ACCS falls 11-0 to powerhouse Simpson Academy at home

Published 12:20 am Saturday, April 16, 2016

NATCHEZ — Adams County Christian School managed to hang with baseball power Simpson Academy through three innings.

Then everything unraveled in the fourth for the Rebels.

Simpson Academy scored four runs in the frame en route to breezing past ACCS 11-0 in baseball action Friday night.

Email newsletter signup

“The game should have been 1-0,” ACCS coach Matthew Freeman said. “(Tyler Wilson) pitched well enough, and we just didn’t make the plays.”
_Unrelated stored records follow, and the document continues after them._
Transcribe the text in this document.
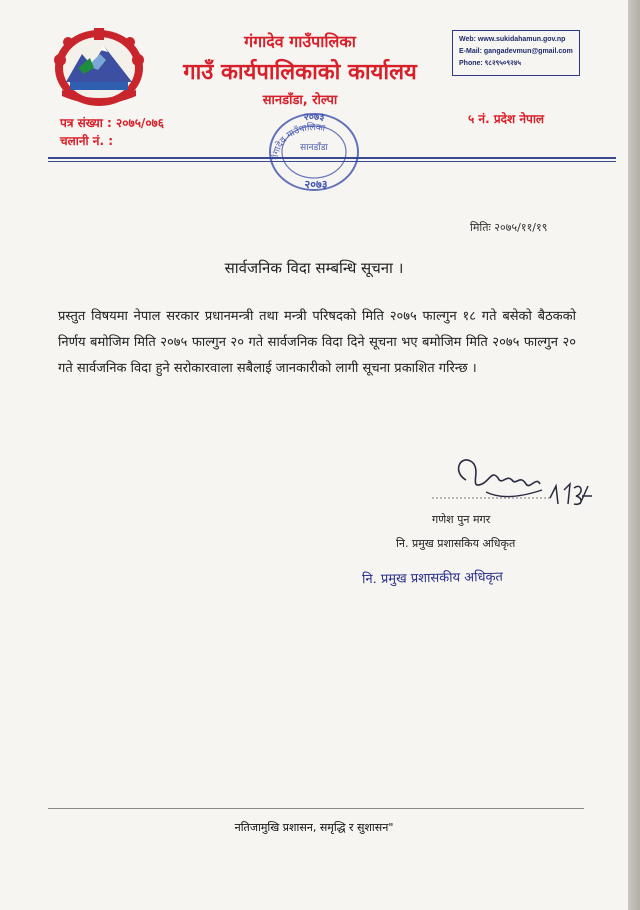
गंगादेव गाउँपालिका
गाउँ कार्यपालिकाको कार्यालय
सानडाँडा, रोल्पा
Web: www.sukidahamun.gov.np
E-Mail: gangadevmun@gmail.com
Phone: ९८२९५०९२४५
पत्र संख्या : २०७५/०७६
चलानी नं. :
५ नं. प्रदेश नेपाल
गंगादेव गाउँपालिका
सानडाँडा
२०७३
२०७३
मितिः २०७५/११/१९
सार्वजनिक विदा सम्बन्धि सूचना ।
प्रस्तुत विषयमा नेपाल सरकार प्रधानमन्त्री तथा मन्त्री परिषदको मिति २०७५ फाल्गुन १८ गते बसेको बैठकको निर्णय बमोजिम मिति २०७५ फाल्गुन २० गते सार्वजनिक विदा दिने सूचना भए बमोजिम मिति २०७५ फाल्गुन २० गते सार्वजनिक विदा हुने सरोकारवाला सबैलाई जानकारीको लागी सूचना प्रकाशित गरिन्छ ।
गणेश पुन मगर
नि. प्रमुख प्रशासकिय अधिकृत
नि. प्रमुख प्रशासकीय अधिकृत
नतिजामुखि प्रशासन, समृद्धि र सुशासन"
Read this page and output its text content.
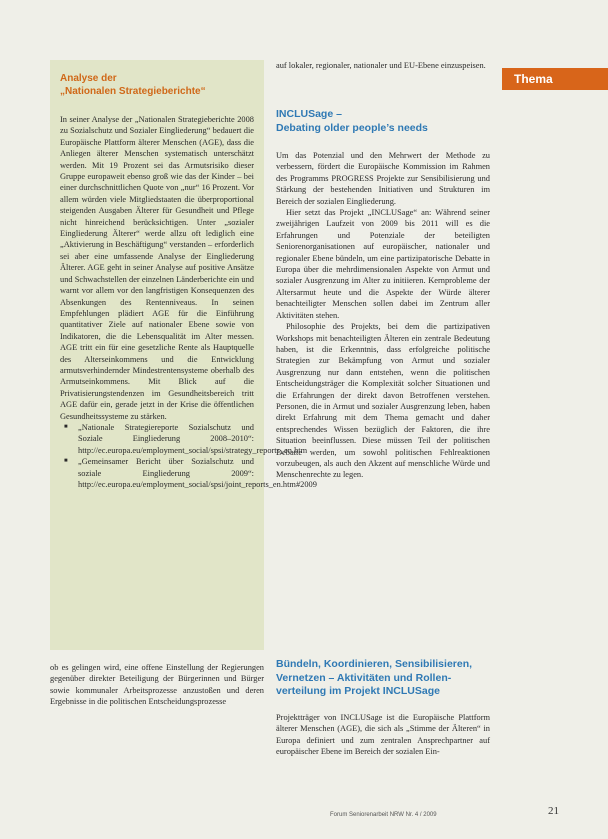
Thema
Analyse der
„Nationalen Strategieberichte“

In seiner Analyse der „Nationalen Strategieberichte 2008 zu Sozialschutz und Sozialer Eingliederung“ bedauert die Europäische Plattform älterer Menschen (AGE), dass die Anliegen älterer Menschen systematisch unterschätzt werden. Mit 19 Prozent sei das Armutsrisiko dieser Gruppe europaweit ebenso groß wie das der Kinder – bei einer durchschnittlichen Quote von „nur“ 16 Prozent. Vor allem würden viele Mitgliedstaaten die überproportional steigenden Ausgaben Älterer für Gesundheit und Pflege nicht hinreichend berücksichtigen. Unter „sozialer Eingliederung Älterer“ werde allzu oft lediglich eine „Aktivierung in Beschäftigung“ verstanden – erforderlich sei aber eine umfassende Analyse der Eingliederung Älterer. AGE geht in seiner Analyse auf positive Ansätze und Schwachstellen der einzelnen Länderberichte ein und warnt vor allem vor den langfristigen Konsequenzen des Absenkungen des Rentenniveaus. In seinen Empfehlungen plädiert AGE für die Einführung quantitativer Ziele auf nationaler Ebene sowie von Indikatoren, die die Lebensqualität im Alter messen. AGE tritt ein für eine gesetzliche Rente als Hauptquelle des Alterseinkommens und die Entwicklung armutsverhindernder Mindestrentensysteme oberhalb des Armutseinkommens. Mit Blick auf die Privatisierungstendenzen im Gesundheitsbereich tritt AGE dafür ein, gerade jetzt in der Krise die öffentlichen Gesundheitssysteme zu stärken.

■ „Nationale Strategiereporte Sozialschutz und Soziale Eingliederung 2008–2010“: http://ec.europa.eu/employment_social/spsi/strategy_reports_en.htm
■ „Gemeinsamer Bericht über Sozialschutz und soziale Eingliederung 2009“: http://ec.europa.eu/employment_social/spsi/joint_reports_en.htm#2009

ob es gelingen wird, eine offene Einstellung der Regierungen gegenüber direkter Beteiligung der Bürgerinnen und Bürger sowie kommunaler Arbeitsprozesse anzustoßen und deren Ergebnisse in die politischen Entscheidungsprozesse

auf lokaler, regionaler, nationaler und EU-Ebene einzuspeisen.

INCLUSage –
Debating older people’s needs

Um das Potenzial und den Mehrwert der Methode zu verbessern, fördert die Europäische Kommission im Rahmen des Programms PROGRESS Projekte zur Sensibilisierung und Stärkung der bestehenden Initiativen und Strukturen im Bereich der sozialen Eingliederung.

Hier setzt das Projekt „INCLUSage“ an: Während seiner zweijährigen Laufzeit von 2009 bis 2011 will es die Erfahrungen und Potenziale der beteiligten Seniorenorganisationen auf europäischer, nationaler und regionaler Ebene bündeln, um eine partizipatorische Debatte in Europa über die mehrdimensionalen Aspekte von Armut und sozialer Ausgrenzung im Alter zu initiieren. Kernprobleme der Altersarmut heute und die Aspekte der Würde älterer benachteiligter Menschen sollen dabei im Zentrum aller Aktivitäten stehen.

Philosophie des Projekts, bei dem die partizipativen Workshops mit benachteiligten Älteren ein zentrale Bedeutung haben, ist die Erkenntnis, dass erfolgreiche politische Strategien zur Bekämpfung von Armut und sozialer Ausgrenzung nur dann entstehen, wenn die politischen Entscheidungsträger die Komplexität solcher Situationen und die Erfahrungen der direkt davon Betroffenen verstehen. Personen, die in Armut und sozialer Ausgrenzung leben, haben direkt Erfahrung mit dem Thema gemacht und daher entsprechendes Wissen bezüglich der Faktoren, die ihre Situation beeinflussen. Diese müssen Teil der politischen Debatte werden, um sowohl politischen Fehlreaktionen vorzubeugen, als auch den Akzent auf menschliche Würde und Menschenrechte zu legen.

Bündeln, Koordinieren, Sensibilisieren,
Vernetzen – Aktivitäten und Rollen-
verteilung im Projekt INCLUSage

Projektträger von INCLUSage ist die Europäische Plattform älterer Menschen (AGE), die sich als „Stimme der Älteren“ in Europa definiert und zum zentralen Ansprechpartner auf europäischer Ebene im Bereich der sozialen Ein-

Forum Seniorenarbeit NRW Nr. 4 / 2009	21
Trailing 1-0 with two outs in the fourth, Wilson induced a fly ball to short centerfield. The ball, however, landed in between a pair of ACCS defenders, allowing for two runs to score. A third run came home on the play following a throwing error, and the Cougars (14-9, 7-1) tacked on one more to complete a five-run rally.

“I want to see a lot more hustle,” Freeman said. “You’ve got bases loaded with two outs, that fly ball, you’ve got to give 100 percent to get to the ball.”

The Rebels struggled at the plate, as they struck out nine times while managing to record just two hits.

“(Simpson) is a very well-coached team, and they pitched really well,” Freeman said. “They don’t walk people, and they fill up the strike zone. We’ve got to swing at fastballs that are strikes. If you don’t swing at that fastball, then you’re about to get some junk, and you don’t want to hit that.”

Simpson took a 1-0 lead in the second after a pair of throwing errors allowed a leadoff single to come around to score.

Simpson pushed its advantage from 5-0 to 9-0 in the fifth. The Cougars then tacked on two more runs in the seventh.

The Rebels’ best chance to score came in the first inning when leadoff batter Devin Gray walked then promptly stole second. Wilson then walked with two outs, but Jace Calcote struck out to end the threat.

ACCS will attempt to reverse its fortune Tuesday when it hosts Laurel Christian for senior night.

“I just told the seniors that they’re down to two games, and that’s all they have left,” Freeman said. “I told them, ‘Either go out there and give it your all, or you can live with it the rest of your life that you didn’t play your hardest the last two games of your career.”